In Python, it is easy to break an n-long list into k-size chunks if n is a multiple of k (IOW, n % k == 0
). Here's my favorite approach (straight from the docs):
>>> k = 3
>>> n = 5 * k
>>> x = range(k * 5)
>>> zip(*[iter(x)] * k)
[(0, 1, 2), (3, 4, 5), (6, 7, 8), (9, 10, 11), (12, 13, 14)]
(The trick is that [iter(x)] * k
produces a list of k references to the same iterator, as returned by iter(x)
. Then zip
generates each chunk by calling each of the k copies of the iterator exactly once. The *
before [iter(x)] * k
is necessary because zip
expects to receive its arguments as "separate" iterators, rather than a list of them.)
The main shortcoming I see with this idiom is that, when n is not a multiple of k (IOW, n % k > 0
), the left over entries are just left out; e.g.:
>>> zip(*[iter(x)] * (k + 1))
[(0, 1, 2, 3), (4, 5, 6, 7), (8, 9, 10, 11)]
There's an alternative idiom that is slightly longer to type, produces the same result as the one above when n % k == 0
, and has a more acceptable behavior when n % k > 0
:
>>> map(None, *[iter(x)] * k)
[(0, 1, 2), (3, 4, 5), (6, 7, 8), (9, 10, 11), (12, 13, 14)]
>>> map(None, *[iter(x)] * (k + 1))
[(0, 1, 2, 3), (4, 5, 6, 7), (8, 9, 10, 11), (12, 13, 14, None)]
At least, here the left over entries are retained, but the last chunk gets padded with None
. If one just wants a different value for the padding, then itertools.izip_longest
solves the problem.
But suppose the desired solution is one in which the last chunk is left unpadded, i.e.
[(0, 1, 2, 3), (4, 5, 6, 7), (8, 9, 10, 11), (12, 13, 14)]

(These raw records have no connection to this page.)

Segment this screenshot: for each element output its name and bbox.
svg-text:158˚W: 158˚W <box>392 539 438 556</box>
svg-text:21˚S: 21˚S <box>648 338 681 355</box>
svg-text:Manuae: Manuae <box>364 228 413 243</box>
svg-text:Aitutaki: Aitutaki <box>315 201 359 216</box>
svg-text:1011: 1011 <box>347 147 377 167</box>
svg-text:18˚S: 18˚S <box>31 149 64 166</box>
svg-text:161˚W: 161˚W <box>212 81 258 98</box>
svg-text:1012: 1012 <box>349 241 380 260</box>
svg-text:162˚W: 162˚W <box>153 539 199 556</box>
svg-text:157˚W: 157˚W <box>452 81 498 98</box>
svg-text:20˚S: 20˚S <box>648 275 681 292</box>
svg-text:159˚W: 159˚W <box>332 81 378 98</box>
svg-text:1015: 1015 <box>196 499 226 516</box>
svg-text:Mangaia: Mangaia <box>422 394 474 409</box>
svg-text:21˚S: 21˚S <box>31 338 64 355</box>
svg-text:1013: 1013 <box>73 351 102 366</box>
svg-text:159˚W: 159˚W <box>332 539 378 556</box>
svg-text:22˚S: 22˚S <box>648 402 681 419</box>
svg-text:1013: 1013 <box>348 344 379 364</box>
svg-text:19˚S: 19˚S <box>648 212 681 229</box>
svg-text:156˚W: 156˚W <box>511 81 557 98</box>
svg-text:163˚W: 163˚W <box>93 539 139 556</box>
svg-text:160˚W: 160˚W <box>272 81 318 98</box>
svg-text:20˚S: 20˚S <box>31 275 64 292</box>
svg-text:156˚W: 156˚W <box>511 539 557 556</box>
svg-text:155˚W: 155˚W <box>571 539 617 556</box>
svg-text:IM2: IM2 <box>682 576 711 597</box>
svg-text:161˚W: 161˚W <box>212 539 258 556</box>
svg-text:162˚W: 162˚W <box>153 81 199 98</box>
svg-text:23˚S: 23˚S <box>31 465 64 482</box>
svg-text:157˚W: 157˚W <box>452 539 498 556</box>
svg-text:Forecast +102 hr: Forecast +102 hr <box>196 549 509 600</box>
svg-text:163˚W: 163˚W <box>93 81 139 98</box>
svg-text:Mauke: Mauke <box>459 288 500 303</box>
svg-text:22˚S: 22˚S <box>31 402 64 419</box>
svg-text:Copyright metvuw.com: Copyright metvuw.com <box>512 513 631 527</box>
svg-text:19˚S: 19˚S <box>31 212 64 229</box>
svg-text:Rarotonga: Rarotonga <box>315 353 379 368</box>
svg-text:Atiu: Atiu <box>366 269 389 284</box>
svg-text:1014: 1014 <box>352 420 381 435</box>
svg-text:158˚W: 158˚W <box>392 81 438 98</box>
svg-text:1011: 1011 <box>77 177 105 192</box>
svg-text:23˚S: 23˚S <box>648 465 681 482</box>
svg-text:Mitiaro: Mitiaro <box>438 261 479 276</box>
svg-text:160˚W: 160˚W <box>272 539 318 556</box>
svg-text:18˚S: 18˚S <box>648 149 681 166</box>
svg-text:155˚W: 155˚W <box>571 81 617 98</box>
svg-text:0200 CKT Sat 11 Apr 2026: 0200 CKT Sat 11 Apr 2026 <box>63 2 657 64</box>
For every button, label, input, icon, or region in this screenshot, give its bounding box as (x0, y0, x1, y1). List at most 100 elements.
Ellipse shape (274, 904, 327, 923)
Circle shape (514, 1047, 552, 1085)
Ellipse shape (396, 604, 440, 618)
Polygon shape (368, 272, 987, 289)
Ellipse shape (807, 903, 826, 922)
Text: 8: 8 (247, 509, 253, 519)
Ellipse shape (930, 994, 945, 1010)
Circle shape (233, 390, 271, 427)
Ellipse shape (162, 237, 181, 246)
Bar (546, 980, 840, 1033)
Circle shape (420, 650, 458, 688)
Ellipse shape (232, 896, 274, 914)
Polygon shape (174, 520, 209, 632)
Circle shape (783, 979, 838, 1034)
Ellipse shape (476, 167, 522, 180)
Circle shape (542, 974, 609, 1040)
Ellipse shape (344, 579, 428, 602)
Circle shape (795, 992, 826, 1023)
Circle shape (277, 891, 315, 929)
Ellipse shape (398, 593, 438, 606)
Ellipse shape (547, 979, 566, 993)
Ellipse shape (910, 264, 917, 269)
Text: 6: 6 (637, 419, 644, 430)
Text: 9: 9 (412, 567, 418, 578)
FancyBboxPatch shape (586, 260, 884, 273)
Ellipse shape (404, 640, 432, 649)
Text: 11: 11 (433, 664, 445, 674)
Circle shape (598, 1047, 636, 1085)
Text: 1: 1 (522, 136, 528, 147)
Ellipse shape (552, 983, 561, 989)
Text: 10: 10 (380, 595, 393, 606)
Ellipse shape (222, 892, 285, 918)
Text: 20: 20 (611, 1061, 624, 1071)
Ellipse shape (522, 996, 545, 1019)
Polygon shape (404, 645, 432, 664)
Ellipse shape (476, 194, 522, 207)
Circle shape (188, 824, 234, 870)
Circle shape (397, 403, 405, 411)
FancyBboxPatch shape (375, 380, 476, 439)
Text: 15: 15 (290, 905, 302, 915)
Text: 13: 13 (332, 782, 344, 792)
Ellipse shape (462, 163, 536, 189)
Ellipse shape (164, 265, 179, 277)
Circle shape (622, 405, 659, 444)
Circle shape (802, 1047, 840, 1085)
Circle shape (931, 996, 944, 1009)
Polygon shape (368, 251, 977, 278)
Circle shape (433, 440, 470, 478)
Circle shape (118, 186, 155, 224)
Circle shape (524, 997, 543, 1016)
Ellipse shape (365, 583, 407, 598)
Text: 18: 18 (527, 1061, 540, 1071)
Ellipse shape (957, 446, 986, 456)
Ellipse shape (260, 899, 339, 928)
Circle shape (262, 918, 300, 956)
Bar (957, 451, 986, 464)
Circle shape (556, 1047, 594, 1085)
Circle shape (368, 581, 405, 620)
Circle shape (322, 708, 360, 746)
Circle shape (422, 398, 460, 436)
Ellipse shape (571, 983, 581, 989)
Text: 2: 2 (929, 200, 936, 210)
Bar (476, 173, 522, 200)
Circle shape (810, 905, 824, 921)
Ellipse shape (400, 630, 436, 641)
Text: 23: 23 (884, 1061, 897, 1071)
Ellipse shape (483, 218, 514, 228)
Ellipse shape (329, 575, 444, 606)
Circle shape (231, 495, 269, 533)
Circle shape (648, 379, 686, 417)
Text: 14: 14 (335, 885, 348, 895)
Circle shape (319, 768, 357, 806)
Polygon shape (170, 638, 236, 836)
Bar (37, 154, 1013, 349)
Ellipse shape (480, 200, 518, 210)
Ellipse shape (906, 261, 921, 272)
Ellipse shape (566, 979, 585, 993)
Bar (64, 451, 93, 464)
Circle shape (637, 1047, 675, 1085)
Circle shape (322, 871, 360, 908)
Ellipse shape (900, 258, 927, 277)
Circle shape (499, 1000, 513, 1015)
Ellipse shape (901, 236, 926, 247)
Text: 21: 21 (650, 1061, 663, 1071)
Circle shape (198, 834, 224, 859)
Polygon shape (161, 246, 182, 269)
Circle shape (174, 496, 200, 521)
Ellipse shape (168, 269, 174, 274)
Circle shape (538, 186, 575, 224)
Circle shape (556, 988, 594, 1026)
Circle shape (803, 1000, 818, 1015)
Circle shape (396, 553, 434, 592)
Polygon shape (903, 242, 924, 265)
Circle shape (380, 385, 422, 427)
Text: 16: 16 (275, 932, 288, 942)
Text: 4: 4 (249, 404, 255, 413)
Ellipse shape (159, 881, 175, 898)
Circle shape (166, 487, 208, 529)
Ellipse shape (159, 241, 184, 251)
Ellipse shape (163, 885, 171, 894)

Is there a simple way to modify the map(None, *[iter(x)]*k)
idiom to produce this result?
(Granted, it is not difficult to solve this problem by writing a function (see, for example, the many fine replies to How do you split a list into evenly sized chunks? or What is the most "pythonic" way to iterate over a list in chunks?). Therefore, a more accurate title for this question would be "How to salvage the map(None, *[iter(x)]*k)
idiom?", but I think it would baffle a lot of readers.)
I was struck by how easy it is to break a list into even-sized chunks, and how difficult (in comparison!) it is to get rid of the unwanted padding, even though the two problems seem of comparable complexity.